As stands, we’re not going to get that season, and even if it materializes in some other form, it’s inevitably going to be altered by outside circumstances. (Obviously, this is nothing new to Community, which has never been as free as it would have liked to shape its stories according to their internal needs: over the past two seasons alone, it weathered the firing and return of its creator and the departure of a pair of crucial cast members, and the strain on the storytelling often showed.) It’s instructive to compare this to Parks and Recreation, which just ended its own season with an episode that felt empathically like a series finale: it found room for all of its lead and supporting characters, included callbacks to six years of history, tied emotional bows on every major storyline, and concluded with a flashforward that worked beautifully as a closing gag.
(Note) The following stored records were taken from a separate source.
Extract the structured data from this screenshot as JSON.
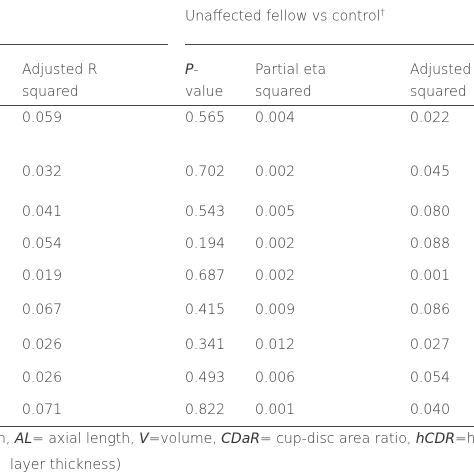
{
  "group_title": [
    "Unaffected fellow vs control",
    "†"
  ],
  "headers": [
    {
      "line1": [
        "Adjusted R"
      ],
      "line2": "squared"
    },
    {
      "line1": [
        "P",
        "-"
      ],
      "line2": "value"
    },
    {
      "line1": [
        "Partial eta"
      ],
      "line2": "squared"
    },
    {
      "line1": [
        "Adjusted"
      ],
      "line2": "squared"
    }
  ],
  "table": {
    "rows": [
      [
        "0.059",
        "0.565",
        "0.004",
        "0.022"
      ],
      [
        "0.032",
        "0.702",
        "0.002",
        "0.045"
      ],
      [
        "0.041",
        "0.543",
        "0.005",
        "0.080"
      ],
      [
        "0.054",
        "0.194",
        "0.002",
        "0.088"
      ],
      [
        "0.019",
        "0.687",
        "0.002",
        "0.001"
      ],
      [
        "0.067",
        "0.415",
        "0.009",
        "0.086"
      ],
      [
        "0.026",
        "0.341",
        "0.012",
        "0.027"
      ],
      [
        "0.026",
        "0.493",
        "0.006",
        "0.054"
      ],
      [
        "0.071",
        "0.822",
        "0.001",
        "0.040"
      ]
    ]
  },
  "footer": {
    "line1": [
      "n, ",
      "AL",
      "= axial length, ",
      "V",
      "=volume, ",
      "CDaR",
      "= cup-disc area ratio, ",
      "hCDR",
      "=hori"
    ],
    "line2": "layer thickness)"
  }
}
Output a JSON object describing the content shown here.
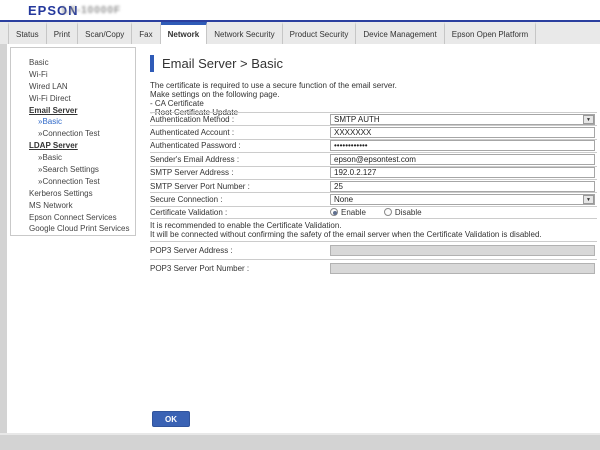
{
  "header": {
    "logo": "EPSON",
    "model": "LX-10000F"
  },
  "tabs": [
    {
      "label": "Status",
      "active": false
    },
    {
      "label": "Print",
      "active": false
    },
    {
      "label": "Scan/Copy",
      "active": false
    },
    {
      "label": "Fax",
      "active": false
    },
    {
      "label": "Network",
      "active": true
    },
    {
      "label": "Network Security",
      "active": false
    },
    {
      "label": "Product Security",
      "active": false
    },
    {
      "label": "Device Management",
      "active": false
    },
    {
      "label": "Epson Open Platform",
      "active": false
    }
  ],
  "sidebar": {
    "items": [
      {
        "label": "Basic"
      },
      {
        "label": "Wi-Fi"
      },
      {
        "label": "Wired LAN"
      },
      {
        "label": "Wi-Fi Direct"
      },
      {
        "label": "Email Server",
        "section": true
      },
      {
        "label": "»Basic",
        "sub": true,
        "active": true
      },
      {
        "label": "»Connection Test",
        "sub": true
      },
      {
        "label": "LDAP Server",
        "section": true
      },
      {
        "label": "»Basic",
        "sub": true
      },
      {
        "label": "»Search Settings",
        "sub": true
      },
      {
        "label": "»Connection Test",
        "sub": true
      },
      {
        "label": "Kerberos Settings"
      },
      {
        "label": "MS Network"
      },
      {
        "label": "Epson Connect Services"
      },
      {
        "label": "Google Cloud Print Services"
      }
    ]
  },
  "main": {
    "title": "Email Server > Basic",
    "description": [
      "The certificate is required to use a secure function of the email server.",
      "Make settings on the following page.",
      "- CA Certificate",
      "- Root Certificate Update"
    ],
    "form": {
      "auth_method": {
        "label": "Authentication Method :",
        "value": "SMTP AUTH"
      },
      "auth_account": {
        "label": "Authenticated Account :",
        "value": "XXXXXXX"
      },
      "auth_password": {
        "label": "Authenticated Password :",
        "value": "••••••••••••"
      },
      "sender_email": {
        "label": "Sender's Email Address :",
        "value": "epson@epsontest.com"
      },
      "smtp_address": {
        "label": "SMTP Server Address :",
        "value": "192.0.2.127"
      },
      "smtp_port": {
        "label": "SMTP Server Port Number :",
        "value": "25"
      },
      "secure_connection": {
        "label": "Secure Connection :",
        "value": "None"
      },
      "cert_validation": {
        "label": "Certificate Validation :",
        "options": [
          "Enable",
          "Disable"
        ],
        "selected": "Enable"
      },
      "pop3_address": {
        "label": "POP3 Server Address :",
        "value": ""
      },
      "pop3_port": {
        "label": "POP3 Server Port Number :",
        "value": ""
      }
    },
    "note": [
      "It is recommended to enable the Certificate Validation.",
      "It will be connected without confirming the safety of the email server when the Certificate Validation is disabled."
    ],
    "ok_label": "OK"
  },
  "colors": {
    "accent_blue": "#2f5bb7",
    "epson_blue": "#24389c",
    "ok_button": "#3a62b4",
    "chrome_gray": "#d3d3d3"
  }
}
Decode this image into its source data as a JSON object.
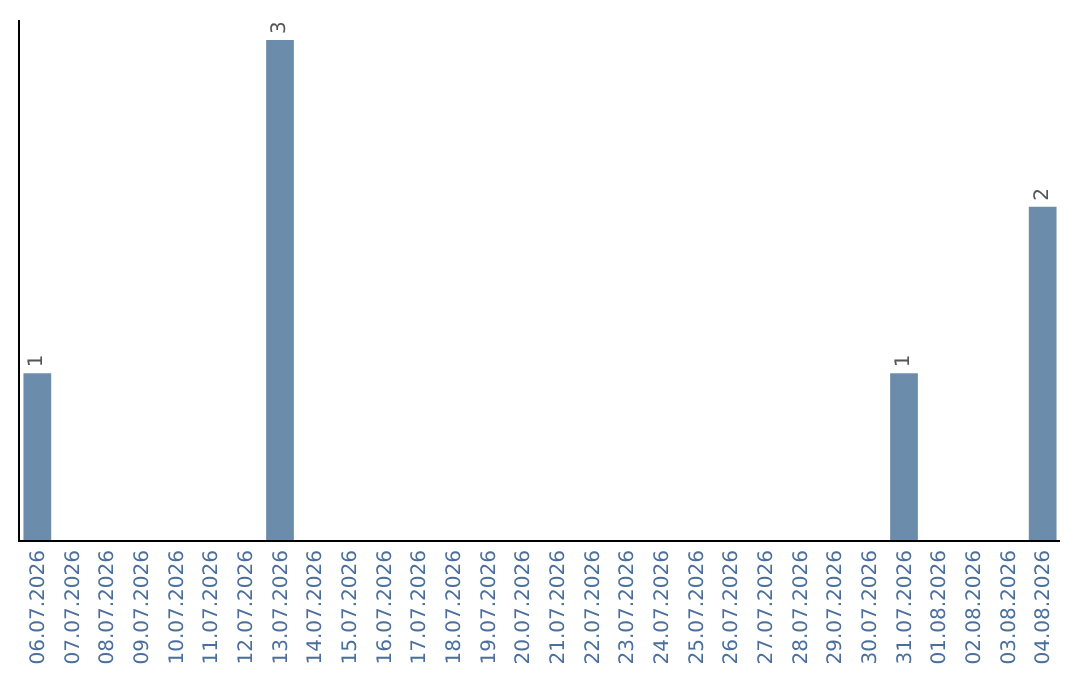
{
  "chart_data": {
    "type": "bar",
    "categories": [
      "06.07.2026",
      "07.07.2026",
      "08.07.2026",
      "09.07.2026",
      "10.07.2026",
      "11.07.2026",
      "12.07.2026",
      "13.07.2026",
      "14.07.2026",
      "15.07.2026",
      "16.07.2026",
      "17.07.2026",
      "18.07.2026",
      "19.07.2026",
      "20.07.2026",
      "21.07.2026",
      "22.07.2026",
      "23.07.2026",
      "24.07.2026",
      "25.07.2026",
      "26.07.2026",
      "27.07.2026",
      "28.07.2026",
      "29.07.2026",
      "30.07.2026",
      "31.07.2026",
      "01.08.2026",
      "02.08.2026",
      "03.08.2026",
      "04.08.2026"
    ],
    "values": [
      1,
      0,
      0,
      0,
      0,
      0,
      0,
      3,
      0,
      0,
      0,
      0,
      0,
      0,
      0,
      0,
      0,
      0,
      0,
      0,
      0,
      0,
      0,
      0,
      0,
      1,
      0,
      0,
      0,
      2
    ],
    "color": "#6b8cab",
    "value_labels": [
      "1",
      null,
      null,
      null,
      null,
      null,
      null,
      "3",
      null,
      null,
      null,
      null,
      null,
      null,
      null,
      null,
      null,
      null,
      null,
      null,
      null,
      null,
      null,
      null,
      null,
      "1",
      null,
      null,
      null,
      "2"
    ],
    "tick_labels": "x",
    "grid": false,
    "legend": false
  }
}
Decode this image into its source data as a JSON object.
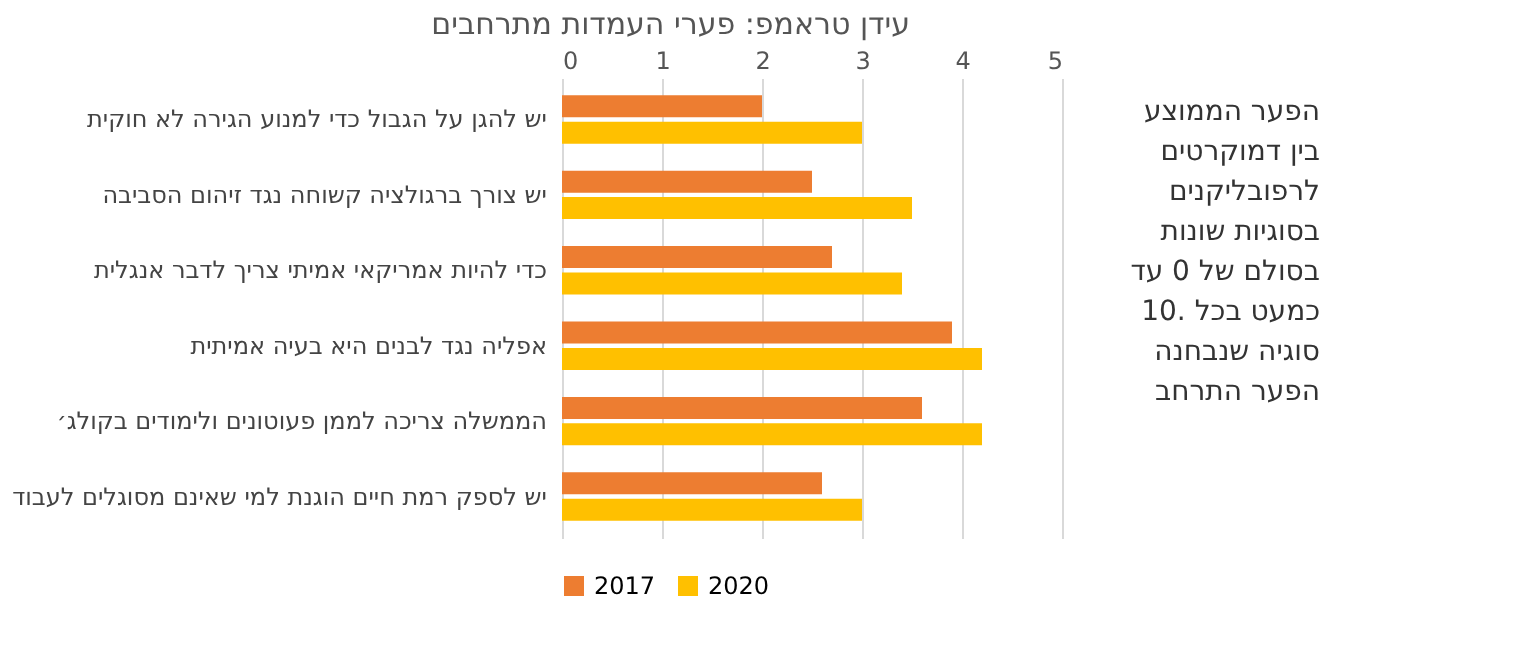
{
  "chart_data": {
    "type": "bar",
    "orientation": "horizontal",
    "title": "עידן טראמפ: פערי העמדות מתרחבים",
    "categories": [
      "יש להגן על הגבול כדי למנוע הגירה לא חוקית",
      "יש צורך ברגולציה קשוחה נגד זיהום הסביבה",
      "כדי להיות אמריקאי אמיתי צריך לדבר אנגלית",
      "אפליה נגד לבנים היא בעיה אמיתית",
      "הממשלה צריכה לממן פעוטונים ולימודים בקולג׳",
      "יש לספק רמת חיים הוגנת למי שאינם מסוגלים לעבוד"
    ],
    "series": [
      {
        "name": "2017",
        "color": "#ed7d31",
        "values": [
          2.0,
          2.5,
          2.7,
          3.9,
          3.6,
          2.6
        ]
      },
      {
        "name": "2020",
        "color": "#ffc000",
        "values": [
          3.0,
          3.5,
          3.4,
          4.2,
          4.2,
          3.0
        ]
      }
    ],
    "xlim": [
      0,
      5
    ],
    "xticks": [
      0,
      1,
      2,
      3,
      4,
      5
    ],
    "grid": "x",
    "legend": "bottom",
    "annotations": [
      "הפער הממוצע בין דמוקרטים לרפובליקנים בסוגיות שונות בסולם של 0 עד 10. כמעט בכל סוגיה שנבחנה הפער התרחב"
    ]
  }
}
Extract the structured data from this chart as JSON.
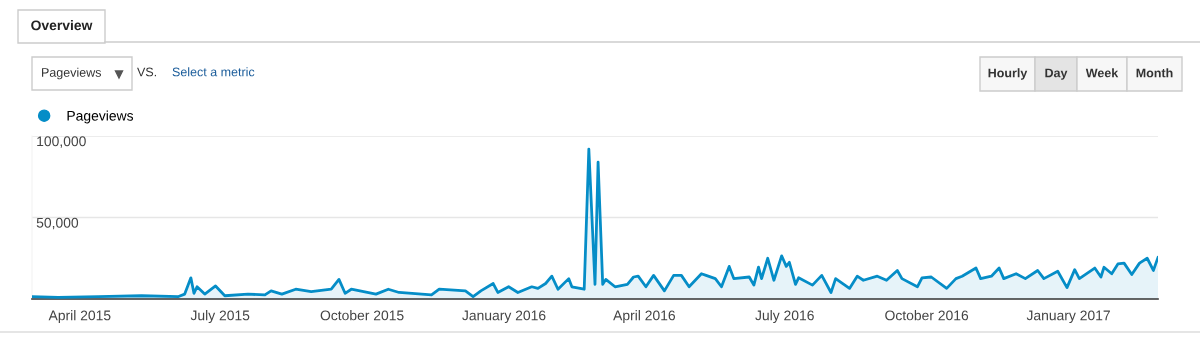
{
  "chart_data": {
    "type": "area",
    "annotations": [
      "Overview",
      "Pageviews",
      "VS.",
      "Select a metric",
      "Hourly",
      "Day",
      "Week",
      "Month"
    ],
    "x": [
      "2015-03-01",
      "2015-03-18",
      "2015-04-13",
      "2015-05-11",
      "2015-06-04",
      "2015-06-08",
      "2015-06-12",
      "2015-06-14",
      "2015-06-16",
      "2015-06-21",
      "2015-06-28",
      "2015-07-04",
      "2015-07-19",
      "2015-07-30",
      "2015-08-03",
      "2015-08-10",
      "2015-08-19",
      "2015-08-29",
      "2015-09-11",
      "2015-09-16",
      "2015-09-20",
      "2015-09-24",
      "2015-10-10",
      "2015-10-18",
      "2015-10-25",
      "2015-11-15",
      "2015-11-20",
      "2015-12-07",
      "2015-12-12",
      "2015-12-17",
      "2015-12-25",
      "2015-12-28",
      "2016-01-04",
      "2016-01-10",
      "2016-01-19",
      "2016-01-23",
      "2016-01-28",
      "2016-02-01",
      "2016-02-05",
      "2016-02-12",
      "2016-02-14",
      "2016-02-22",
      "2016-02-25",
      "2016-02-29",
      "2016-03-02",
      "2016-03-05",
      "2016-03-07",
      "2016-03-13",
      "2016-03-21",
      "2016-03-25",
      "2016-03-28",
      "2016-04-02",
      "2016-04-07",
      "2016-04-14",
      "2016-04-20",
      "2016-04-25",
      "2016-04-30",
      "2016-05-08",
      "2016-05-11",
      "2016-05-17",
      "2016-05-21",
      "2016-05-26",
      "2016-05-29",
      "2016-06-08",
      "2016-06-11",
      "2016-06-14",
      "2016-06-16",
      "2016-06-20",
      "2016-06-24",
      "2016-06-29",
      "2016-07-02",
      "2016-07-04",
      "2016-07-08",
      "2016-07-10",
      "2016-07-19",
      "2016-07-25",
      "2016-07-31",
      "2016-08-03",
      "2016-08-12",
      "2016-08-17",
      "2016-08-21",
      "2016-08-30",
      "2016-09-05",
      "2016-09-12",
      "2016-09-15",
      "2016-09-25",
      "2016-09-28",
      "2016-10-04",
      "2016-10-14",
      "2016-10-20",
      "2016-10-24",
      "2016-11-02",
      "2016-11-05",
      "2016-11-12",
      "2016-11-17",
      "2016-11-20",
      "2016-11-28",
      "2016-12-04",
      "2016-12-12",
      "2016-12-16",
      "2016-12-25",
      "2016-12-31",
      "2017-01-05",
      "2017-01-08",
      "2017-01-18",
      "2017-01-22",
      "2017-01-24",
      "2017-01-29",
      "2017-02-02",
      "2017-02-06",
      "2017-02-11",
      "2017-02-16",
      "2017-02-21",
      "2017-02-25",
      "2017-02-28"
    ],
    "series": [
      {
        "name": "Pageviews",
        "color": "#058dc7",
        "values": [
          1500,
          1000,
          1500,
          2000,
          1500,
          3000,
          13000,
          3500,
          7500,
          3000,
          8000,
          2000,
          3000,
          2500,
          5000,
          3000,
          6000,
          4500,
          6000,
          12000,
          3500,
          6000,
          3000,
          6000,
          4000,
          2500,
          6000,
          5000,
          1500,
          5000,
          9500,
          4000,
          7500,
          4000,
          7500,
          6500,
          9500,
          14000,
          6000,
          12500,
          7500,
          6000,
          92000,
          9000,
          84000,
          9000,
          12000,
          7500,
          9000,
          13500,
          14000,
          7500,
          14500,
          5000,
          14500,
          14500,
          7500,
          15500,
          14500,
          12500,
          7500,
          20000,
          12500,
          13500,
          8500,
          19500,
          12500,
          25000,
          11500,
          26500,
          20000,
          22500,
          9000,
          13000,
          8500,
          14500,
          4000,
          12500,
          6500,
          14000,
          11500,
          14000,
          11500,
          17500,
          12500,
          7500,
          13000,
          13500,
          6500,
          12500,
          14000,
          19000,
          12500,
          14000,
          19000,
          12500,
          15500,
          12500,
          17500,
          12500,
          17000,
          7000,
          18000,
          12500,
          19000,
          13500,
          19500,
          15500,
          21500,
          22000,
          15000,
          22000,
          25000,
          17500,
          25500
        ]
      }
    ],
    "xlim": [
      "2015-03-01",
      "2017-02-28"
    ],
    "xticks": [
      {
        "value": "2015-04-01",
        "label": "April 2015"
      },
      {
        "value": "2015-07-01",
        "label": "July 2015"
      },
      {
        "value": "2015-10-01",
        "label": "October 2015"
      },
      {
        "value": "2016-01-01",
        "label": "January 2016"
      },
      {
        "value": "2016-04-01",
        "label": "April 2016"
      },
      {
        "value": "2016-07-01",
        "label": "July 2016"
      },
      {
        "value": "2016-10-01",
        "label": "October 2016"
      },
      {
        "value": "2017-01-01",
        "label": "January 2017"
      }
    ],
    "ylim": [
      0,
      100000
    ],
    "yticks": [
      {
        "value": 50000,
        "label": "50,000"
      },
      {
        "value": 100000,
        "label": "100,000"
      }
    ],
    "grid": "y",
    "legend": "top left",
    "marker": "none",
    "line_style": "solid"
  }
}
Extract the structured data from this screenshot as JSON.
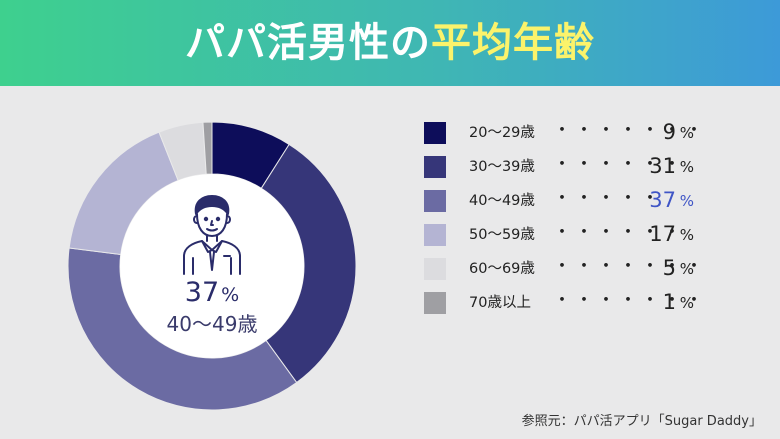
{
  "header": {
    "title_part1": "パパ活男性の",
    "title_part2": "平均年齢"
  },
  "center": {
    "percent": "37",
    "unit": "%",
    "range": "40～49歳"
  },
  "chart_data": {
    "type": "pie",
    "categories": [
      "20～29歳",
      "30～39歳",
      "40～49歳",
      "50～59歳",
      "60～69歳",
      "70歳以上"
    ],
    "values": [
      9,
      31,
      37,
      17,
      5,
      1
    ],
    "colors": [
      "#0d0d5a",
      "#363679",
      "#6b6ba3",
      "#b4b4d3",
      "#dcdcdf",
      "#9f9fa3"
    ],
    "value_unit": "%",
    "highlight_index": 2,
    "donut": true
  },
  "legend_dots": [
    "・・・・・・・",
    "・・・・・・",
    "・・・・・",
    "・・・・・・",
    "・・・・・・・",
    "・・・・・・・"
  ],
  "source": "参照元：パパ活アプリ「Sugar Daddy」"
}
Watching it, I assumed that Michael Shur and his collaborators had approached it as a potential ending while waiting on the resolution of the show’s fate, but in fact, it seems that they’d already been guaranteed a renewal. In other words, their approach was the exact opposite of Community, which structured its finale with another season in mind even as its future hung by a thread. I shouldn’t be surprised: no other sitcom on television has consistently taken such big risks. And if it had played it safe at this last, critical moment, it wouldn’t be the show I’ve grown to love.